State Bank of India is lending Rs 2,500 crore to Rashtriya Ispat Nigam Ltd (the Visakhapatnam steel plant) for the expansion project and the procedural formalities will be completed on Tuesday, according to SBI Chairman Pratip Chaudhuri.

He was talking to reporters here on Monday evening after donating three ambulances to local organisations as a part of its corporate social responsibility and also after opening a specialised currency administration branch here, the first in Andhra Pradesh.

He said the SBI’s loan to the RINL “is the biggest contribution we are making to the industrial development of this region in particular and Andhra Pradesh in general. So many ancillaries will be coming up in the vicinity of the RINL and the SBI’s contribution therefore cannot be overemphasised.” He said the rate of interest would be 9.7 per cent or 9.95 per cent for the loan.

Apart from the loan to the RINL, “We have lent Rs 6,200 crore to others in the three districts of Visakhapatnam, Vizianagaram and Srikakulam comprising the Visakhapatnam zone and the deposits are Rs 8,000 crore.”

In response to a question on the loan given to Kingfisher Airlines, he said the bank was calling back the loan and taking legal steps. “All the banks put together have lent Rs 6,000 crore or so and our exposure is Rs 1,600 crore or so. We have asked the management to revive it, but there seems to be no such possibility and therefore we have to take legal action to recover our money,” he said and added that even though “the bank is open to the idea of reviving the company in view of the large number of employees involved, if there is a viable proposal.”

CSR

He said the bank was laying a lot of stress on CSR activities and “we have to spend 1 per cent of our profit on corporate social responsbility projects and during the current financial year we have to spend Rs 118 crore and we have already spent Rs 114 crore and the remaining Rs 4 crore will also be spent before the end of March.”

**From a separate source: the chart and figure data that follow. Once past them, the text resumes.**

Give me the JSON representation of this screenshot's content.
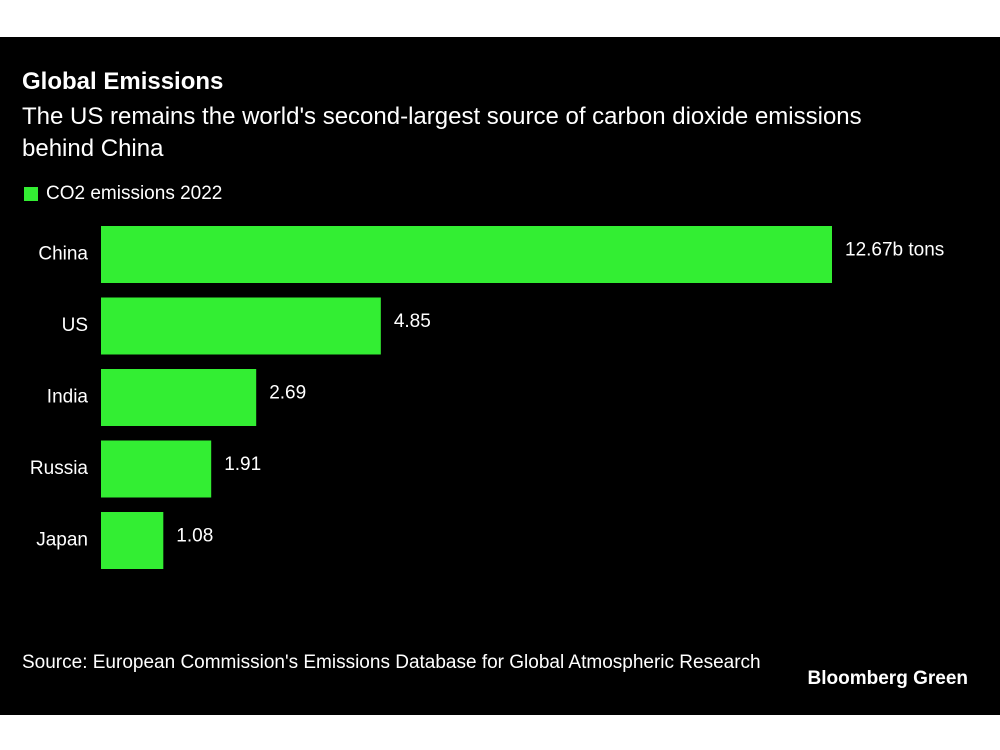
{
  "title": "Global Emissions",
  "subtitle": "The US remains the world's second-largest source of carbon dioxide emissions behind China",
  "legend": {
    "label": "CO2 emissions 2022",
    "color": "#33ee33"
  },
  "source": "Source: European Commission's Emissions Database for Global Atmospheric Research",
  "brand": "Bloomberg Green",
  "chart_data": {
    "type": "bar",
    "orientation": "horizontal",
    "categories": [
      "China",
      "US",
      "India",
      "Russia",
      "Japan"
    ],
    "series": [
      {
        "name": "CO2 emissions 2022",
        "values": [
          12.67,
          4.85,
          2.69,
          1.91,
          1.08
        ],
        "color": "#33ee33"
      }
    ],
    "value_labels": [
      "12.67b tons",
      "4.85",
      "2.69",
      "1.91",
      "1.08"
    ],
    "grid": false,
    "legend_position": "top-left",
    "background": "#000000"
  }
}
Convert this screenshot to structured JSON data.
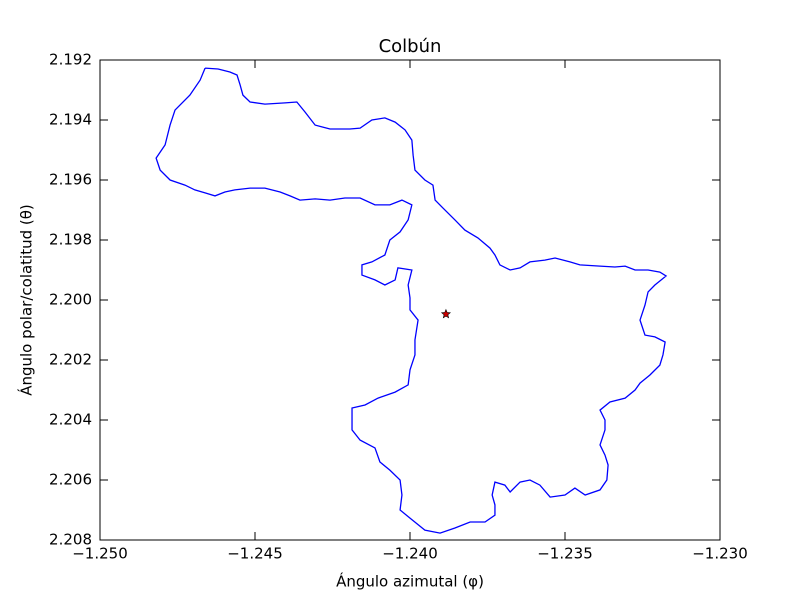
{
  "chart_data": {
    "type": "line",
    "title": "Colbún",
    "xlabel": "Ángulo azimutal (φ)",
    "ylabel": "Ángulo polar/colatitud (θ)",
    "color": "#0000ff",
    "x": [
      -1.24661,
      -1.24619,
      -1.24581,
      -1.24558,
      -1.24548,
      -1.24539,
      -1.24516,
      -1.24468,
      -1.24403,
      -1.24365,
      -1.24339,
      -1.24306,
      -1.24258,
      -1.24194,
      -1.24161,
      -1.24123,
      -1.24081,
      -1.24048,
      -1.24016,
      -1.23994,
      -1.2399,
      -1.23984,
      -1.23952,
      -1.23926,
      -1.23919,
      -1.23894,
      -1.23855,
      -1.23823,
      -1.23781,
      -1.23742,
      -1.23726,
      -1.2371,
      -1.23677,
      -1.23645,
      -1.23613,
      -1.23565,
      -1.23532,
      -1.23484,
      -1.23452,
      -1.23387,
      -1.23339,
      -1.23306,
      -1.23274,
      -1.23232,
      -1.23194,
      -1.23174,
      -1.2321,
      -1.23232,
      -1.23242,
      -1.23258,
      -1.23242,
      -1.2321,
      -1.23177,
      -1.23184,
      -1.23194,
      -1.23226,
      -1.23258,
      -1.23274,
      -1.23306,
      -1.23355,
      -1.23387,
      -1.23371,
      -1.23371,
      -1.23387,
      -1.23371,
      -1.23361,
      -1.23365,
      -1.23387,
      -1.23435,
      -1.23468,
      -1.235,
      -1.23548,
      -1.23581,
      -1.23613,
      -1.23645,
      -1.23677,
      -1.23694,
      -1.23726,
      -1.23735,
      -1.23726,
      -1.23726,
      -1.23758,
      -1.23806,
      -1.23855,
      -1.23903,
      -1.23952,
      -1.24,
      -1.24032,
      -1.24026,
      -1.24032,
      -1.24065,
      -1.24097,
      -1.24113,
      -1.24161,
      -1.24187,
      -1.24187,
      -1.24145,
      -1.24103,
      -1.24048,
      -1.24006,
      -1.24,
      -1.23984,
      -1.23984,
      -1.23974,
      -1.24,
      -1.24,
      -1.24006,
      -1.23994,
      -1.24039,
      -1.24048,
      -1.24081,
      -1.24113,
      -1.24155,
      -1.24155,
      -1.24123,
      -1.24081,
      -1.24065,
      -1.24032,
      -1.24006,
      -1.23994,
      -1.24026,
      -1.24065,
      -1.24113,
      -1.24161,
      -1.2421,
      -1.24258,
      -1.24306,
      -1.24355,
      -1.24387,
      -1.24419,
      -1.24468,
      -1.24516,
      -1.24565,
      -1.24597,
      -1.24629,
      -1.24661,
      -1.24694,
      -1.24726,
      -1.24774,
      -1.24806,
      -1.24819,
      -1.2479,
      -1.24774,
      -1.24758,
      -1.2471,
      -1.24677,
      -1.24661
    ],
    "values": [
      2.19227,
      2.1923,
      2.1924,
      2.1925,
      2.19283,
      2.19317,
      2.1934,
      2.19347,
      2.19343,
      2.1934,
      2.19373,
      2.19417,
      2.1943,
      2.1943,
      2.19427,
      2.194,
      2.19393,
      2.19407,
      2.19433,
      2.19467,
      2.19517,
      2.19567,
      2.196,
      2.19617,
      2.19667,
      2.19693,
      2.19733,
      2.19767,
      2.19793,
      2.19827,
      2.1985,
      2.19883,
      2.199,
      2.19893,
      2.19873,
      2.19867,
      2.1986,
      2.19873,
      2.19883,
      2.19887,
      2.1989,
      2.19887,
      2.199,
      2.199,
      2.19907,
      2.1992,
      2.1995,
      2.19973,
      2.20017,
      2.20067,
      2.20117,
      2.20123,
      2.2014,
      2.20183,
      2.20217,
      2.2025,
      2.20277,
      2.203,
      2.20327,
      2.2034,
      2.20367,
      2.204,
      2.20433,
      2.20483,
      2.20517,
      2.2055,
      2.206,
      2.20633,
      2.2065,
      2.20627,
      2.2065,
      2.20657,
      2.20617,
      2.206,
      2.20607,
      2.2064,
      2.20617,
      2.20607,
      2.2065,
      2.20683,
      2.20717,
      2.2074,
      2.2074,
      2.2076,
      2.20777,
      2.20767,
      2.20727,
      2.207,
      2.2065,
      2.206,
      2.20567,
      2.2054,
      2.20493,
      2.20467,
      2.20433,
      2.2036,
      2.2035,
      2.20327,
      2.20307,
      2.20283,
      2.20233,
      2.20183,
      2.20133,
      2.20067,
      2.20033,
      2.19993,
      2.1995,
      2.199,
      2.19893,
      2.19933,
      2.1995,
      2.19933,
      2.19917,
      2.19883,
      2.19873,
      2.1985,
      2.198,
      2.19773,
      2.19733,
      2.19683,
      2.19667,
      2.19683,
      2.19683,
      2.1966,
      2.1966,
      2.19667,
      2.19663,
      2.19667,
      2.19653,
      2.1964,
      2.19627,
      2.19627,
      2.19633,
      2.1964,
      2.19653,
      2.19643,
      2.19633,
      2.19617,
      2.196,
      2.19567,
      2.19527,
      2.19483,
      2.19417,
      2.19367,
      2.19317,
      2.19267,
      2.19227
    ],
    "markers": [
      {
        "x": -1.23884,
        "y": 2.20047,
        "color": "#cc0000",
        "marker": "star"
      }
    ],
    "xlim": [
      -1.25,
      -1.23
    ],
    "xticks": [
      {
        "value": -1.25,
        "label": "−1.250"
      },
      {
        "value": -1.245,
        "label": "−1.245"
      },
      {
        "value": -1.24,
        "label": "−1.240"
      },
      {
        "value": -1.235,
        "label": "−1.235"
      },
      {
        "value": -1.23,
        "label": "−1.230"
      }
    ],
    "ylim": [
      2.208,
      2.192
    ],
    "yticks": [
      2.192,
      2.194,
      2.196,
      2.198,
      {
        "value": 2.2,
        "label": "2.200"
      },
      2.202,
      2.204,
      2.206,
      2.208
    ]
  }
}
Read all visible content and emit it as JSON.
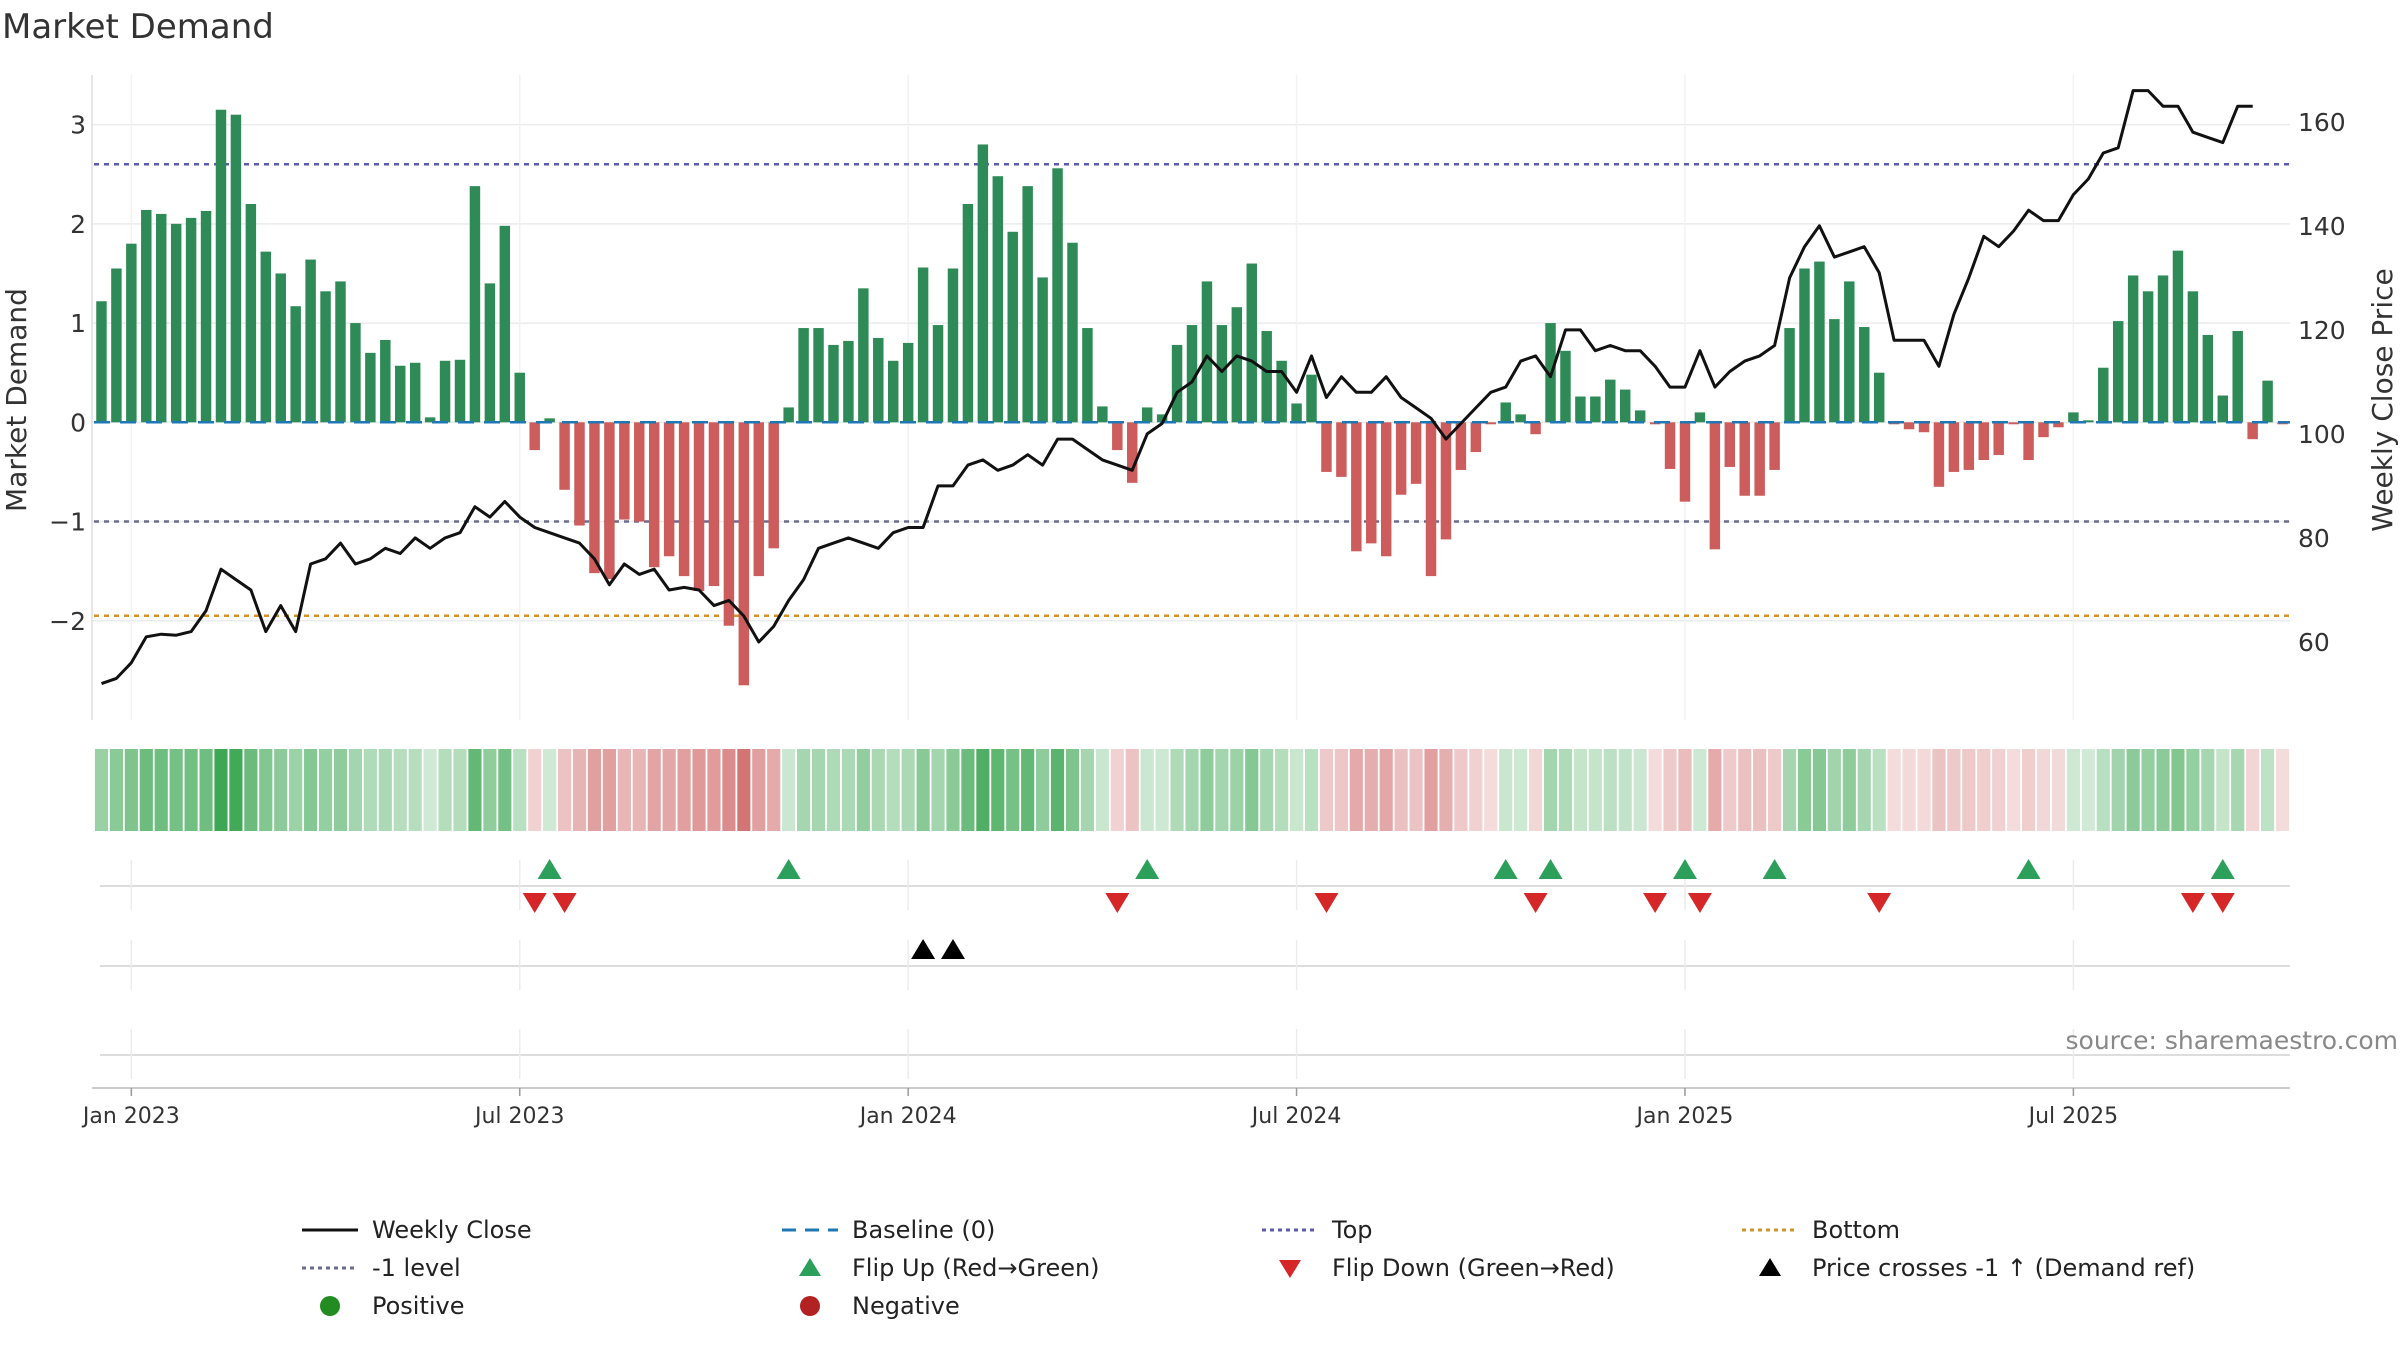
{
  "chart_data": {
    "type": "bar",
    "title": "Market Demand",
    "ylabel": "Market Demand",
    "y2label": "Weekly Close Price",
    "ylim": [
      -3.0,
      3.5
    ],
    "y2lim": [
      45,
      169
    ],
    "y_ticks": [
      3,
      2,
      1,
      0,
      -1,
      -2
    ],
    "y_tick_labels": [
      "3",
      "2",
      "1",
      "0",
      "−1",
      "−2"
    ],
    "y2_ticks": [
      160,
      140,
      120,
      100,
      80,
      60
    ],
    "y2_tick_labels": [
      "160",
      "140",
      "120",
      "100",
      "80",
      "60"
    ],
    "x_ticks": [
      {
        "label": "Jan 2023",
        "week": 2
      },
      {
        "label": "Jul 2023",
        "week": 28
      },
      {
        "label": "Jan 2024",
        "week": 54
      },
      {
        "label": "Jul 2024",
        "week": 80
      },
      {
        "label": "Jan 2025",
        "week": 106
      },
      {
        "label": "Jul 2025",
        "week": 132
      }
    ],
    "top_level": 2.6,
    "bottom_level": -1.95,
    "minus_one_level": -1.0,
    "colors": {
      "positive": "#2e8b57",
      "negative": "#cd5c5c",
      "price": "#111111",
      "baseline": "#1f77b4",
      "top": "#5b5bb0",
      "bottom": "#d4922a",
      "minus_one": "#6b6b8a",
      "flip_up": "#2ca05a",
      "flip_down": "#d62728",
      "cross": "#000000",
      "positive_dot": "#228b22",
      "negative_dot": "#b22222"
    },
    "series": [
      {
        "name": "Market Demand",
        "values": [
          1.22,
          1.55,
          1.8,
          2.14,
          2.1,
          2.0,
          2.06,
          2.13,
          3.15,
          3.1,
          2.2,
          1.72,
          1.5,
          1.17,
          1.64,
          1.32,
          1.42,
          1.0,
          0.7,
          0.83,
          0.57,
          0.6,
          0.05,
          0.62,
          0.63,
          2.38,
          1.4,
          1.98,
          0.5,
          -0.28,
          0.04,
          -0.68,
          -1.04,
          -1.52,
          -1.58,
          -0.98,
          -1.0,
          -1.46,
          -1.35,
          -1.55,
          -1.7,
          -1.65,
          -2.05,
          -2.65,
          -1.55,
          -1.27,
          0.15,
          0.95,
          0.95,
          0.78,
          0.82,
          1.35,
          0.85,
          0.62,
          0.8,
          1.56,
          0.98,
          1.55,
          2.2,
          2.8,
          2.48,
          1.92,
          2.38,
          1.46,
          2.56,
          1.81,
          0.95,
          0.16,
          -0.28,
          -0.61,
          0.15,
          0.08,
          0.78,
          0.98,
          1.42,
          0.98,
          1.16,
          1.6,
          0.92,
          0.62,
          0.19,
          0.48,
          -0.5,
          -0.55,
          -1.3,
          -1.22,
          -1.35,
          -0.73,
          -0.62,
          -1.55,
          -1.18,
          -0.48,
          -0.3,
          -0.02,
          0.2,
          0.08,
          -0.12,
          1.0,
          0.72,
          0.26,
          0.26,
          0.43,
          0.33,
          0.12,
          -0.02,
          -0.47,
          -0.8,
          0.1,
          -1.28,
          -0.45,
          -0.74,
          -0.74,
          -0.48,
          0.95,
          1.55,
          1.62,
          1.04,
          1.42,
          0.96,
          0.5,
          -0.02,
          -0.07,
          -0.1,
          -0.65,
          -0.5,
          -0.48,
          -0.38,
          -0.33,
          -0.02,
          -0.38,
          -0.15,
          -0.05,
          0.1,
          0.02,
          0.55,
          1.02,
          1.48,
          1.32,
          1.48,
          1.73,
          1.32,
          0.88,
          0.27,
          0.92,
          -0.17,
          0.42,
          -0.02
        ]
      },
      {
        "name": "Weekly Close",
        "axis": "right",
        "values": [
          52,
          53,
          56,
          61,
          61.5,
          61.3,
          62,
          66,
          74,
          72,
          70,
          62,
          67,
          62,
          75,
          76,
          79,
          75,
          76,
          78,
          77,
          80,
          78,
          80,
          81,
          86,
          84,
          87,
          84,
          82,
          81,
          80,
          79,
          76,
          71,
          75,
          73,
          74,
          70,
          70.5,
          70,
          67,
          68,
          65,
          60,
          63,
          68,
          72,
          78,
          79,
          80,
          79,
          78,
          81,
          82,
          82,
          90,
          90,
          94,
          95,
          93,
          94,
          96,
          94,
          99,
          99,
          97,
          95,
          94,
          93,
          100,
          102,
          108,
          110,
          115,
          112,
          115,
          114,
          112,
          112,
          108,
          115,
          107,
          111,
          108,
          108,
          111,
          107,
          105,
          103,
          99,
          102,
          105,
          108,
          109,
          114,
          115,
          111,
          120,
          120,
          116,
          117,
          116,
          116,
          113,
          109,
          109,
          116,
          109,
          112,
          114,
          115,
          117,
          130,
          136,
          140,
          134,
          135,
          136,
          131,
          118,
          118,
          118,
          113,
          123,
          130,
          138,
          136,
          139,
          143,
          141,
          141,
          146,
          149,
          154,
          155,
          166,
          166,
          163,
          163,
          158,
          157,
          156,
          163,
          163
        ]
      }
    ],
    "flip_up_weeks": [
      30,
      46,
      70,
      94,
      97,
      106,
      112,
      129,
      142
    ],
    "flip_down_weeks": [
      29,
      31,
      68,
      82,
      96,
      104,
      107,
      119,
      140,
      142
    ],
    "cross_weeks": [
      55,
      57
    ],
    "source_text": "source: sharemaestro.com",
    "legend": [
      {
        "label": "Weekly Close",
        "symbol": "line-solid",
        "color": "#111111"
      },
      {
        "label": "Baseline (0)",
        "symbol": "line-dashed",
        "color": "#1f77b4"
      },
      {
        "label": "Top",
        "symbol": "line-dotted",
        "color": "#5b5bb0"
      },
      {
        "label": "Bottom",
        "symbol": "line-dotted",
        "color": "#d4922a"
      },
      {
        "label": "-1 level",
        "symbol": "line-dotted",
        "color": "#6b6b8a"
      },
      {
        "label": "Flip Up (Red→Green)",
        "symbol": "tri-up",
        "color": "#2ca05a"
      },
      {
        "label": "Flip Down (Green→Red)",
        "symbol": "tri-down",
        "color": "#d62728"
      },
      {
        "label": "Price crosses -1 ↑ (Demand ref)",
        "symbol": "tri-up",
        "color": "#000000"
      },
      {
        "label": "Positive",
        "symbol": "dot",
        "color": "#228b22"
      },
      {
        "label": "Negative",
        "symbol": "dot",
        "color": "#b22222"
      }
    ]
  }
}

He said the SBI had recruited 20,000 junior staff, of which 14,000 had joined. The bank had also called for applications to posts of 1,500 probationary officers, for which it had received 15 lakh applications. The process of recruitment would be over by June or July.

On competition from private banks, he said his bank was ready for it and it had at present 17 per cent market share. On the issue of merger of the subsidiaries, he said it would take at least a decade for all the subsidiaries to be merged. The State Bank of Hyderabad being the largest would take a considerably longer period.

In response to a question on attrition rate, he said it was in the range of 25-30 per cent among the junior staff, “as our salaries are lower in comparison with private companies and the staff have to work in rural and semi-urban areas.” However, there was no problem as the bank was always keeping a reserve of junior staff, he added.